Non alziamo asticelle, non sogniamo glorie, siamo noi che ritorniamo alle piccole abitudini del nuovo anno che ricomincia, il primo capodanno, non quello che festeggiamo a fine dicembre, quello che le agende scolastiche hanno sempre sancito.

Il nuovo anno, le nuove proposte di vita ancora godereccia delle spiagge che ci hanno visto formato trendy.

Ci vuole coraggio, forza, determinazione, impegno per rimanere alla mezza altezza di sempre, e se non siamo aquile non vogliamo esserlo.

Non ci interessa ghermire ed essere predatori, vogliamo mantenere il legame con ciò che abbiamo davanti senza cadere improvvisamente nel baratro che poi dei vuoti d’aria li abbiamo tutti e inevitabilmente sfioriamo il suolo in picchiata, ma ci rialziamo con centinaia di battiti d’ali, e in quel momento guardando su incrociamo l’ombra di un’aquila, regale, di altre altezze, eppure feroce nel suo istinto, a caccia di deboli da farne cibo.
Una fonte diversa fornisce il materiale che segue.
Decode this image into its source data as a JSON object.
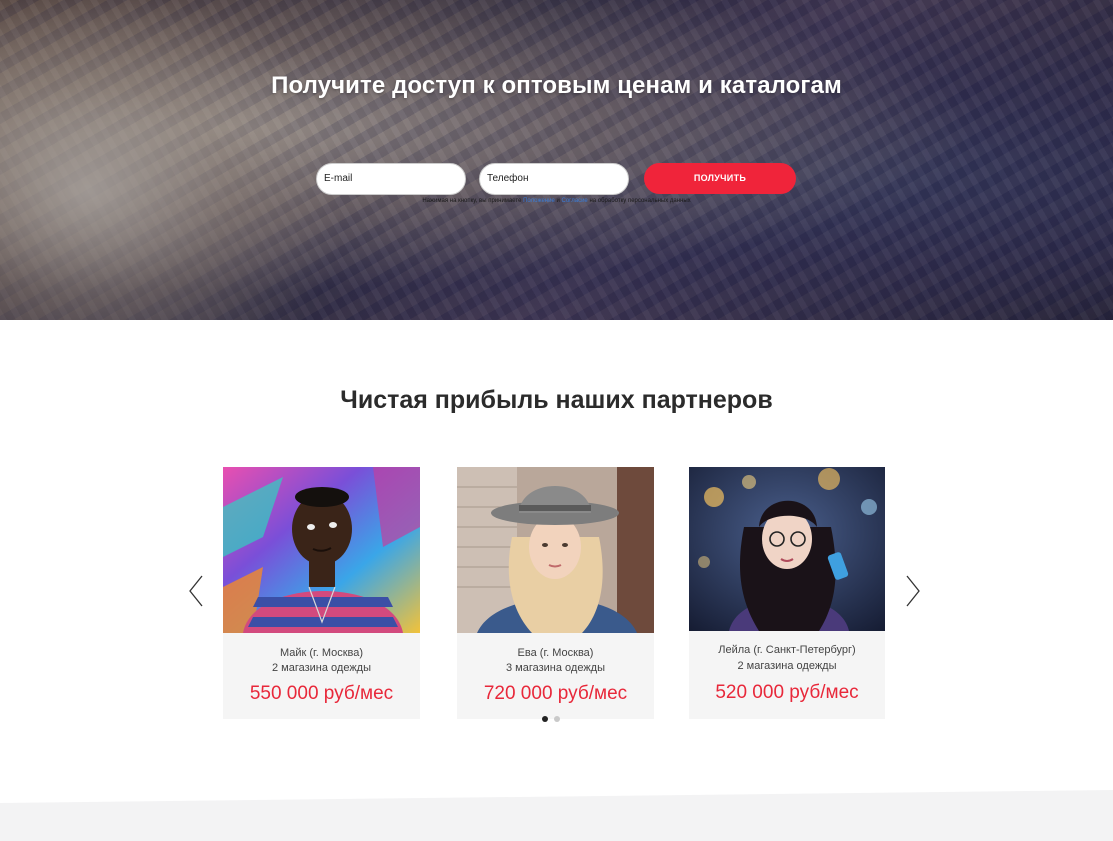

Godiamo della sua ombra senza volerne prendere il posto. La fatica del volo che ci appartiene così leggiadro, così intenso, che non mostra fatica ci rende forti nei movimenti, invisibili ai più ma sicuri delle nostre più nobili intenzioni: vivere ciò che vogliamo raggiungere, e se per gli altri non è abbastanza, per noi sarà la felicità.